MEDIA ADVISORY, Jan. 23 /Christian Newswire/ -- Former Alabama Chief Justice Roy Moore and the Foundation for Moral Law, a religious-liberties legal organization in Montgomery, Alabama, filed a legal brief defending the constitutionality of a display of the Ten Commandments and other documents in a Kentucky courthouse.  Read the Foundation's brief in ACLU of Kentucky v. McCreary County, Kentucky here.

Judge Moore stated,

"The people of the State of Kentucky have the right and the duty to acknowledge God as the source of governmental authority and human rights, and no federal court has any authority to interfere with that right and duty."

In 1999, McCreary County and Pulaski County placed a copy of the Ten Commandments in their courthouses.  After the ACLU of Kentucky filed suit, the counties altered their displays by including passages from various documents such as the Declaration of Independence, the Kentucky Constitution, President Lincoln's 1863 proclamation of a National Day of Prayer and Humiliation, and President Reagan's proclamation of 1983 as the Year of the Bible.  Nevertheless, the federal courts held the displays to be unconstitutional and ordered their removal.  (Click here to read the Foundation's amicus brief from 2004 when the Kentucky counties Ten Commandments displays were before the U.S. Supreme Court.)

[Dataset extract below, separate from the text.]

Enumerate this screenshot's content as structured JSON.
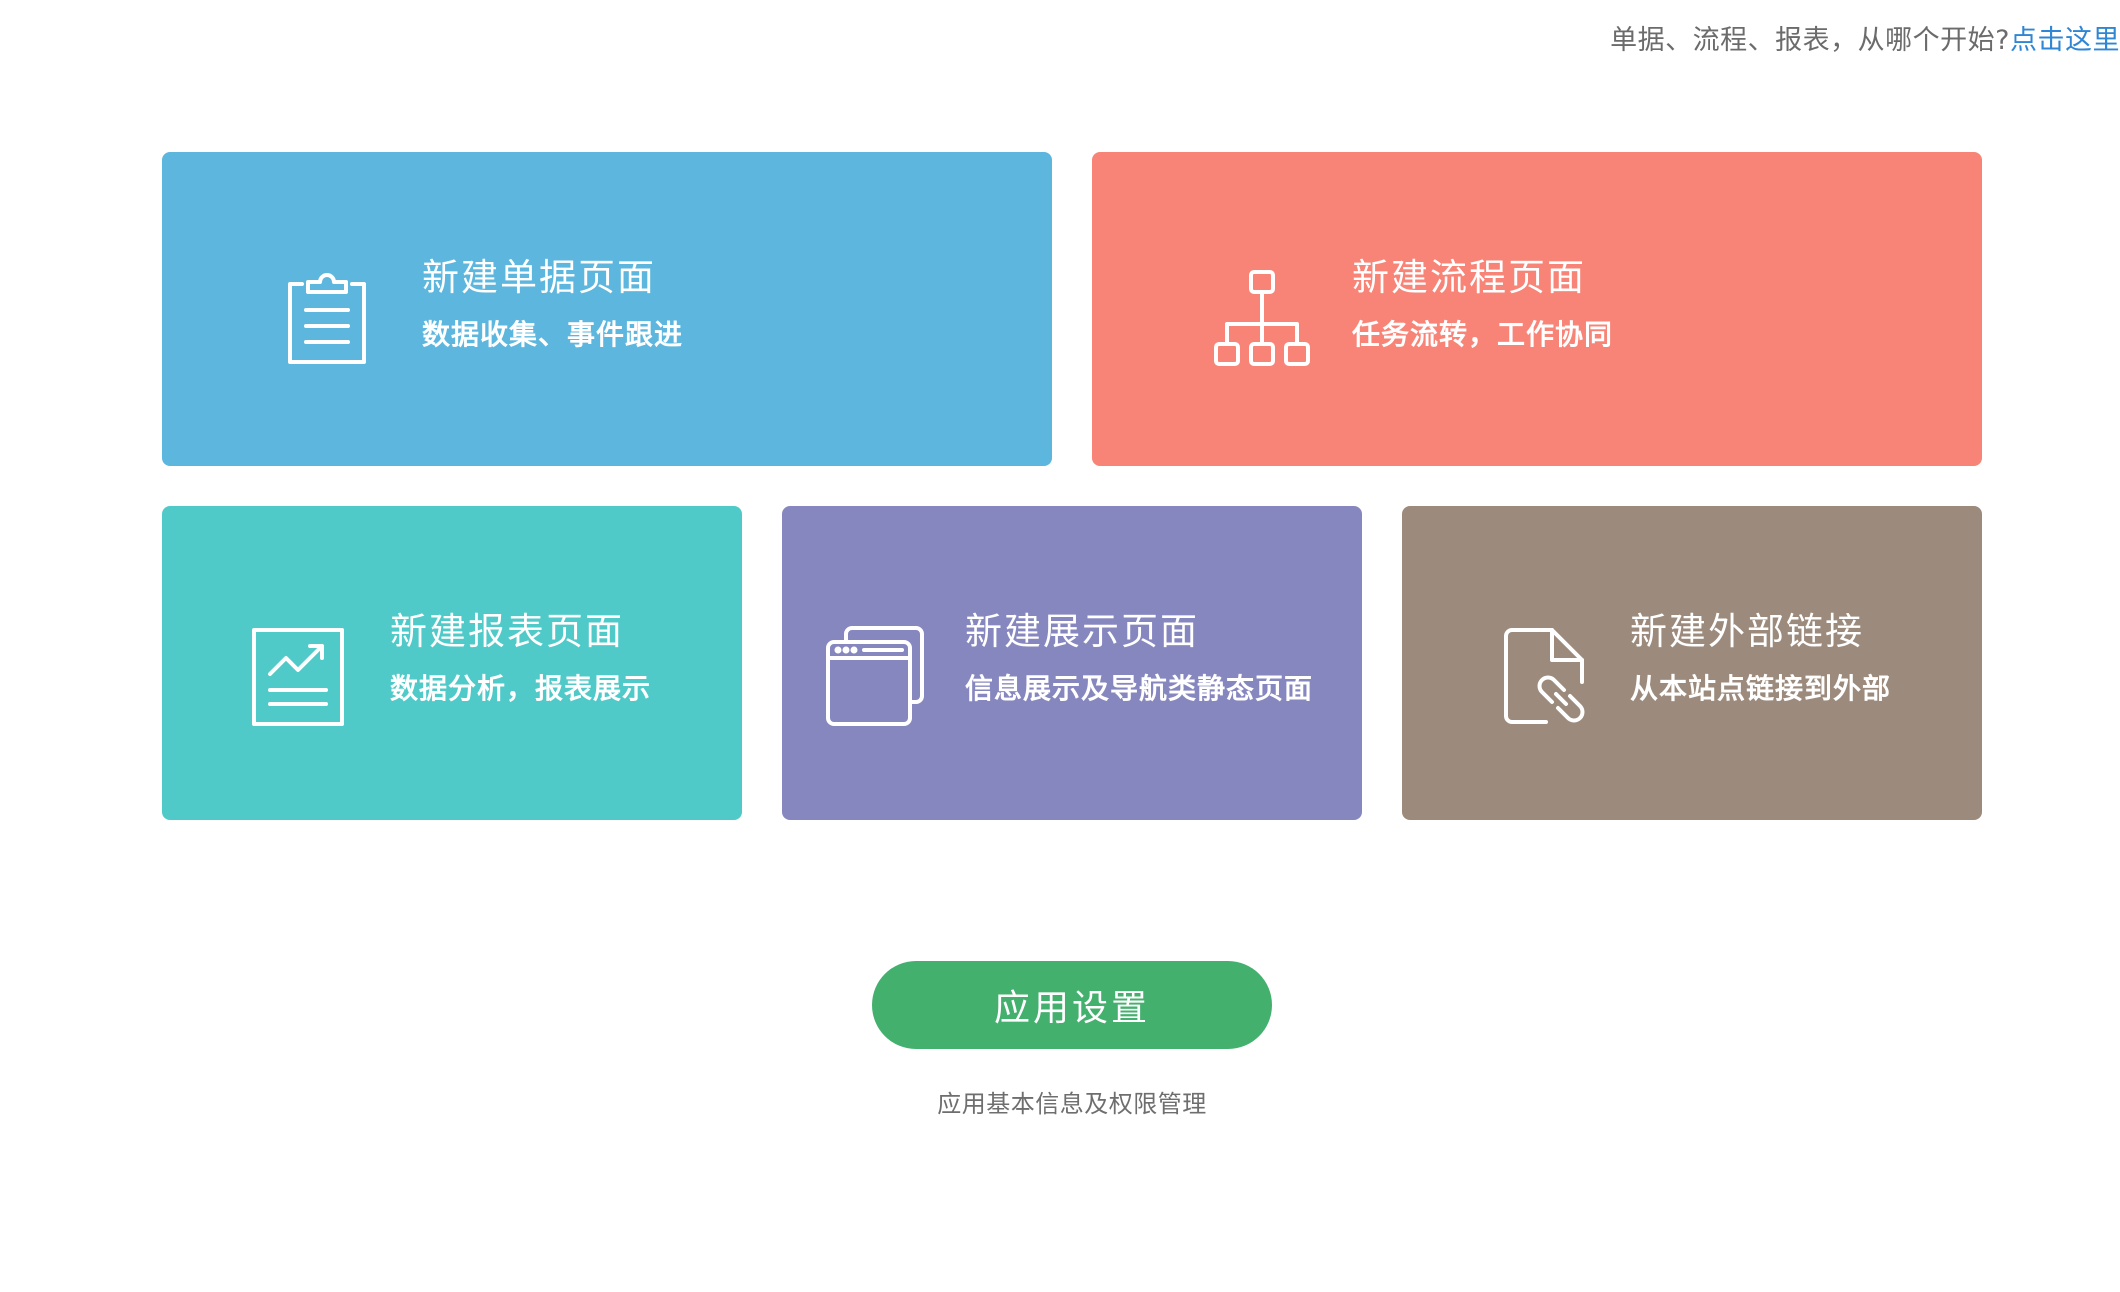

Subsequently, the counties posted new displays which consist of nine documents of equal size, including the Ten Commandments, the Magna Carta, the Declaration of Independence, the Bill of Rights, the lyrics of the Star Spangled Banner, the Mayflower Compact, the National Motto, the Preamble to the Kentucky Constitution, and a picture of Lady Justice.  However, the federal district court ruled that the impermissible religious purpose of the earlier displays "tainted" the present displays, and therefore the present displays are unconstitutional as well.  The counties have appealed to the U.S. Court of Appeals for the Sixth Circuit.

Judge Moore and the Foundation argue in their brief to the appeals court that this nation was founded upon an acknowledgment of God, as evidenced by the colonial charters, the Thanksgiving proclamations of Presidents Washington and Lincoln, and a host of other documents.  The First Amendment provides that "Congress shall make no law respecting an establishment of religion," but a display on a courthouse wall is not a "law," and an acknowledgment of God is not an "establishment of religion." The Foundation argues that an acknowledgment of God--including the Ten Commandments--may stand alone without being surrounded by any other historical displays. 

The Foundation for Moral Law, a national, religious-liberties legal organization, is located in Montgomery, Alabama, and is dedicated to restoring the knowledge of God in law and government through litigation and education relating to moral issues and religious liberty cases.